Daniel Giménez Cacho, Lola Dueñas,Matheus Nachtergaele
After a nine-year absence following her masterfully ambiguous and haunting modern classic The Headless Woman, Argentinian auteur Lucrecia Martel returns with the equally astonishing Zama.
Adapted from Antonio Di Benedetto’s existential 1956 novel, it’s set around an 18th century colony perched on the Asuncion coast and ruled over by a distant Spain. Zama (Daniel Giménez Cacho), an officer of the Spanish Crown born in South America, waits for a letter from the King granting him a transfer. In a delicate position, he must ensure nothing overshadows his possible move, submissively accepting every task entrusted to him by the successive Governors who come and go as he remains. But eventually, as the transfer begins to seem more unlikely and he increasingly finds himself sidelined in favour of the Spanish-born élite, he joins a party of soldiers to go after a dangerous bandit.

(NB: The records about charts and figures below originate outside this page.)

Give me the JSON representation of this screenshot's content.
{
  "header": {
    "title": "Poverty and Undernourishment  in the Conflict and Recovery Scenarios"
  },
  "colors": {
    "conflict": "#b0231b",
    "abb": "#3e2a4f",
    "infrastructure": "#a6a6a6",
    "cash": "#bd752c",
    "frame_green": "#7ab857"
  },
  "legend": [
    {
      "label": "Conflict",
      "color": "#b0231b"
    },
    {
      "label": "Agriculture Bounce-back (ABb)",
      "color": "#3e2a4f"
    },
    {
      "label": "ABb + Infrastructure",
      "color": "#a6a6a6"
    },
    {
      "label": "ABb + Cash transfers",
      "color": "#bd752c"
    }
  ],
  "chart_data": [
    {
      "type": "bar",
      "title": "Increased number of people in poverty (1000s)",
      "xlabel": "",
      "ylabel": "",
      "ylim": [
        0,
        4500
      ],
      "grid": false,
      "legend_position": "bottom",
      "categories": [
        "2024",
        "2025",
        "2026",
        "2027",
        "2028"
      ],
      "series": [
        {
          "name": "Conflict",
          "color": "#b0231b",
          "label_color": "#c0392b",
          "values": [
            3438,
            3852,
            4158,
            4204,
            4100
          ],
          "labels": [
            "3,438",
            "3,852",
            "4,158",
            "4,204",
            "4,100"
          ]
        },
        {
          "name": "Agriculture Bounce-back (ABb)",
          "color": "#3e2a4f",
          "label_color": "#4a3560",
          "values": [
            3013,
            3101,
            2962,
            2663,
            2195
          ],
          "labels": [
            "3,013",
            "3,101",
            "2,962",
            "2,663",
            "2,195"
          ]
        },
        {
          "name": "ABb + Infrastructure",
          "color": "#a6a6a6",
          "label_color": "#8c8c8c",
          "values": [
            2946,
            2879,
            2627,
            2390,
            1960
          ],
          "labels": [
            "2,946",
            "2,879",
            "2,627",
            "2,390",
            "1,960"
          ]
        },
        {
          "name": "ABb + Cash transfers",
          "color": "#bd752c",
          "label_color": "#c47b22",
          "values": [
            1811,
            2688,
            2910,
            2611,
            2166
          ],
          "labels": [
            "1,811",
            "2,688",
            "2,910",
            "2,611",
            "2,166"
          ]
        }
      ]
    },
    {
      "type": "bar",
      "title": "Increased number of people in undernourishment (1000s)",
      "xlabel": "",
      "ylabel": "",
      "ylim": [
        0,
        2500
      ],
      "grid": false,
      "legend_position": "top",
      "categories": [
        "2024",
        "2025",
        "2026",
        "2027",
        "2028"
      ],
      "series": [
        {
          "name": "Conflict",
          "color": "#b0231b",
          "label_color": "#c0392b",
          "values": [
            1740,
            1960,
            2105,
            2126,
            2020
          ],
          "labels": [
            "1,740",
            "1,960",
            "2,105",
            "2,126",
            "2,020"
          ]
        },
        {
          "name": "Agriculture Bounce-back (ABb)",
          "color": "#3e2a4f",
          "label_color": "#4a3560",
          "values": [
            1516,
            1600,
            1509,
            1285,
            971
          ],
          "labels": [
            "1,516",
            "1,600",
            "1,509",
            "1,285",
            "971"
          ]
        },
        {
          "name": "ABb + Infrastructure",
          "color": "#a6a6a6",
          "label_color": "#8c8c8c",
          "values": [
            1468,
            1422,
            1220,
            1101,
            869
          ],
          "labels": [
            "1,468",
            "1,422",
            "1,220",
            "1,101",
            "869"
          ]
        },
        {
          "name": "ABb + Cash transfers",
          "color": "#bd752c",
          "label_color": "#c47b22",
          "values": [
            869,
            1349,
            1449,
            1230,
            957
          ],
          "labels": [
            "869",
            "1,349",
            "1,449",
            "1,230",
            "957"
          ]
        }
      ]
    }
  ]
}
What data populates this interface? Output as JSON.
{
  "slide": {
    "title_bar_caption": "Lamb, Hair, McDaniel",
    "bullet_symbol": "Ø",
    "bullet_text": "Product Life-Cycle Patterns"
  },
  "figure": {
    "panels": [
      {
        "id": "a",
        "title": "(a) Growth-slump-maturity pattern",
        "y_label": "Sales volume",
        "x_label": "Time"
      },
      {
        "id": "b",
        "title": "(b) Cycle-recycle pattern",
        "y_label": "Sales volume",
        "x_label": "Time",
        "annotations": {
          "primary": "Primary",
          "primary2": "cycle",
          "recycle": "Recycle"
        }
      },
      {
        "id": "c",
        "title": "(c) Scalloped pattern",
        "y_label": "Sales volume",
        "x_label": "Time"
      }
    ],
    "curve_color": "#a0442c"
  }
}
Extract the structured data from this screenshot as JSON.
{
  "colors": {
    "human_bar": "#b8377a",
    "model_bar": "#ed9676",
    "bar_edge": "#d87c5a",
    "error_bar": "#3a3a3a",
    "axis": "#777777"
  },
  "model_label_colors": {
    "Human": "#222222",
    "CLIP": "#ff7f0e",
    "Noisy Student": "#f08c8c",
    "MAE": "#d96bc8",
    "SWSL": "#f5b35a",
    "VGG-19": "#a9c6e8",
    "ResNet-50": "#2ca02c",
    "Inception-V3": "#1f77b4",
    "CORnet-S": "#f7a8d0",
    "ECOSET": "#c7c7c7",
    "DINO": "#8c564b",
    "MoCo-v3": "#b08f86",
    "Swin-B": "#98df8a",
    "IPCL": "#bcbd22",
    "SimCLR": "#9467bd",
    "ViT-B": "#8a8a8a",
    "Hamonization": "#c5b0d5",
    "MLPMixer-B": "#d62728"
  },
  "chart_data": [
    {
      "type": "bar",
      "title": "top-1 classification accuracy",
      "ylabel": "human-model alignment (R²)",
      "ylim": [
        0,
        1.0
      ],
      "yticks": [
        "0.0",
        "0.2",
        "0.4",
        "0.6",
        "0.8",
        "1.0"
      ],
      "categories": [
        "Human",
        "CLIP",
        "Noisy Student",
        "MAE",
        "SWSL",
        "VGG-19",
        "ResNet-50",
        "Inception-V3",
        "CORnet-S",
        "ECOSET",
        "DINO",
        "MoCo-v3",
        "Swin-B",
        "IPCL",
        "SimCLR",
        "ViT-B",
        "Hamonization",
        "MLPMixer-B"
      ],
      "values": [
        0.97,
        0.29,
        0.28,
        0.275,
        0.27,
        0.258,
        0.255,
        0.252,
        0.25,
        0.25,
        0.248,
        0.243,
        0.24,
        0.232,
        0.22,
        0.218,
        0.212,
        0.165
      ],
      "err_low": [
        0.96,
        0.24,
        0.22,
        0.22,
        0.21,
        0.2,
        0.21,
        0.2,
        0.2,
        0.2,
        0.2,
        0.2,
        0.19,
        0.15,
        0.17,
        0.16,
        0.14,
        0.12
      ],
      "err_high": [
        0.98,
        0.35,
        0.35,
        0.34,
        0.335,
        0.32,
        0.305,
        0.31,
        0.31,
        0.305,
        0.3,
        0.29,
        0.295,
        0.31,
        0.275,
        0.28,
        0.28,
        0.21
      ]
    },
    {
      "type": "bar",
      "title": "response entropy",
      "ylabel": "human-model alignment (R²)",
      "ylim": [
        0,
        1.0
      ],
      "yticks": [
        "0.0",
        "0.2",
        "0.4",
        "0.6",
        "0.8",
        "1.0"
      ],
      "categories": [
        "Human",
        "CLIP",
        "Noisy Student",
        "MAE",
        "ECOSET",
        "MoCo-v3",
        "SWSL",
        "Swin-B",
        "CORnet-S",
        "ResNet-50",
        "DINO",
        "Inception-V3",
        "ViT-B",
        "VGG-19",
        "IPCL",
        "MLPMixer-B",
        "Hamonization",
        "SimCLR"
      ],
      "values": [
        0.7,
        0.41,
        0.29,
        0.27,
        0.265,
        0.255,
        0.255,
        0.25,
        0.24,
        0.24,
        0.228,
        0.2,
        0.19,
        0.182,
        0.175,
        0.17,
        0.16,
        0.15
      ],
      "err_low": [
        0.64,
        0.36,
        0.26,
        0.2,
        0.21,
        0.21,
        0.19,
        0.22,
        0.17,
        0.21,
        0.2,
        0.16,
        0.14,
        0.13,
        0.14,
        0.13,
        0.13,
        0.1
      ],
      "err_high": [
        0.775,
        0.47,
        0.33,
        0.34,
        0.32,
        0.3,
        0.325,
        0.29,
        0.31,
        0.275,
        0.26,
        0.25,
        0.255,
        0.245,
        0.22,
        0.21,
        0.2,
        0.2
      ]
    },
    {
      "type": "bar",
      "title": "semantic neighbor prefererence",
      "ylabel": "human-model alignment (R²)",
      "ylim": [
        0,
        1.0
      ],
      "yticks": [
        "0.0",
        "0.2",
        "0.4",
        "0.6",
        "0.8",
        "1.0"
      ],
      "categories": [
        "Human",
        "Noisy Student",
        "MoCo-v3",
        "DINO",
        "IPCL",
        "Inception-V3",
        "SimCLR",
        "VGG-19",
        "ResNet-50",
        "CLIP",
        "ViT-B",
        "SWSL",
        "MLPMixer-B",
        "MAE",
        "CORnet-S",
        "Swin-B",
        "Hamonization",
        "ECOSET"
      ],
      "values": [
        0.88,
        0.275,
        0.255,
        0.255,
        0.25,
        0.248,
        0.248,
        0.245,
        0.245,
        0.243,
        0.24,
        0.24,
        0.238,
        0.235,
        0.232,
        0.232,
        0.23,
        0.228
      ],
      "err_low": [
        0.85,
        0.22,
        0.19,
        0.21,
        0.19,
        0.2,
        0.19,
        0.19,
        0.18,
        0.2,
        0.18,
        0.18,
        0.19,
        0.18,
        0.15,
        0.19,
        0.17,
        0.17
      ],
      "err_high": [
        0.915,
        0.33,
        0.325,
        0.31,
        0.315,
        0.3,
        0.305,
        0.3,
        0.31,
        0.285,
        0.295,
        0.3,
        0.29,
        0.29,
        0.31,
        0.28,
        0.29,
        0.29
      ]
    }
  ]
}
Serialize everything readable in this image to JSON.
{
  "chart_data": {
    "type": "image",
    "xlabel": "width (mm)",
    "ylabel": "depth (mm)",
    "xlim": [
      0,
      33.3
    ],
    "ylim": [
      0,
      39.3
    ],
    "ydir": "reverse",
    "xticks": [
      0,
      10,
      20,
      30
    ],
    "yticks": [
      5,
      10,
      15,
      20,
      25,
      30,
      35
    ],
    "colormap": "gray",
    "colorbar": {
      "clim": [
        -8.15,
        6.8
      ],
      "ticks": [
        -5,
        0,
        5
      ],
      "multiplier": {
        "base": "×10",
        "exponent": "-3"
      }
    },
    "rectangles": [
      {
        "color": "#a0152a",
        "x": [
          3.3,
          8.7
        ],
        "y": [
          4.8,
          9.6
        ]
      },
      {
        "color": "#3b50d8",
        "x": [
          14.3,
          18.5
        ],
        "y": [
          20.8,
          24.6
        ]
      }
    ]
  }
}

It’s an intoxicating film, which like The Headless Woman creates its own peculiar atmosphere, rhythm and logic. Intense and consistently disarming – even at times, very funny – Martel’s assured style balances the personal and the political, as Zama’s frustrations and failings are viewed through the prism of the broader colonialist malaise of Spain’s imperialist grip across the Americas.